Verso mezzogiorno, Lane fermò la macchina davanti a un negozio e telefonò all’amico, direttore del reparto ricerche di una ditta di prodotti farmaceutici. Coloro che stavano cercando il virus, disse Lane, o seppellendo gli animali morti nel Minnesota, sarebbero caduti vittime, almeno alcuni di loro, della supposta epidemia, e anche i ricercatori muniti di maschera sarebbero stati uccisi da quella stessa morte che cercavano di spiegare. Ma non sarebbe capitato niente a nessuno se la gente avesse tenuto in bocca una sigaretta o un sigaro accesi.
Non osò dire di più. Erano passate appena ventiquattro ore dal suo primo incontro con i Gizmo, e l’esatta cronaca di quelle ore era troppo fantastica perché qualcuno vi prestasse fede.
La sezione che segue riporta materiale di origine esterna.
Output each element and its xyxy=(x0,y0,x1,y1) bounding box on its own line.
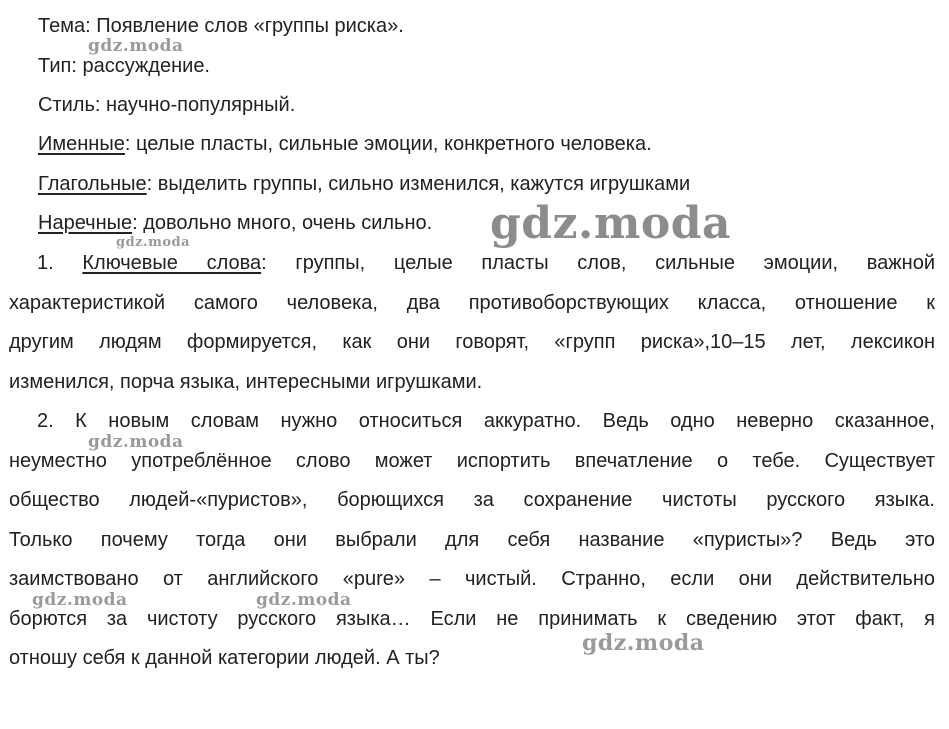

Dopo la telefonata, Lane puntò a est. Filarono su una strada col fondo di terra battuta e il mondo intorno sembrava pieno di pace. Dai margini della rotabile si alzavano in volo gli uccellini, nei prati pascolavano tranquillamente le mucche, e gli avvoltoi si libravano leggeri nell’azzurro.
Guardò nello specchietto e vide la Warren col capo abbandonato sul sedile, il viso segnato dalla stanchezza, e gli occhi chiusi. Burke stringeva le labbra, pensoso.
Alzò la voce. — Burke — chiamò.
— Sì?
— Cosa state ruminando?
— Non so dove i Gizmo scateneranno l’attacco, ma so che sarà improvviso. Un attacco di sorpresa, e soffocheranno le città con le loro orde rotolanti. Caleranno sulle case, le occuperanno tutte, e la gente finirà massacrata senza neanche sapere cosa sta capitando — sentenziò Burke.
— Pensate che la razza umana sarà distrutta?
— Quasi distrutta! — rispose Burke, sicuro di sé. — Qualcuno, però, riuscirà a sopravvivere e quando i Gizmo attaccheranno, questi scampati risponderanno con artiglierie, bombe incendiarie e lanciafiamme. Ci si metteranno persino i ragazzi con le loro torce, e li spazzeranno via!
— Le torce possono servire per i casi d’emergenza — ribatté Lane — ma ci vuole altro! — e aggiunse: — Un solo essere umano ucciso da quei mostri, un buon cane da caccia ammazzato perché quelli si nutrano di lui… È una cosa intollerabile!
La Warren disse, ad occhi chiusi: — Bisogna scoprire che posto occupavano in un sistema ecologico finora insospettato. Certo sono creature terrestri.
— Derivate dalle divinità pagane? — domandò Lane.
La Warren apri gli occhi. — Probabile. I miti della Grecia e di Roma sono stati spazzati via prima che potessero venire studiati scientificamente. Gli antichi dèi pagani erano semplicemente dei Gizmo. Gli antenati, probabilmente.
La macchina filava veloce. Non era fine settimana e il traffico sulle strade non era intenso. Ma s’incontravano molti autocarri, separati, a coppie o anche in lunghe file. Davanti a loro un grosso autotreno faceva manovra per girare nella loro direzione. Lane rallentò. Con molta difficoltà il pesante veicolo riuscì a invertire la direzione servendosi di una strada laterale che portava a una cascina. Mentre l’autocarro li superava, il conducente fece loro strani segni.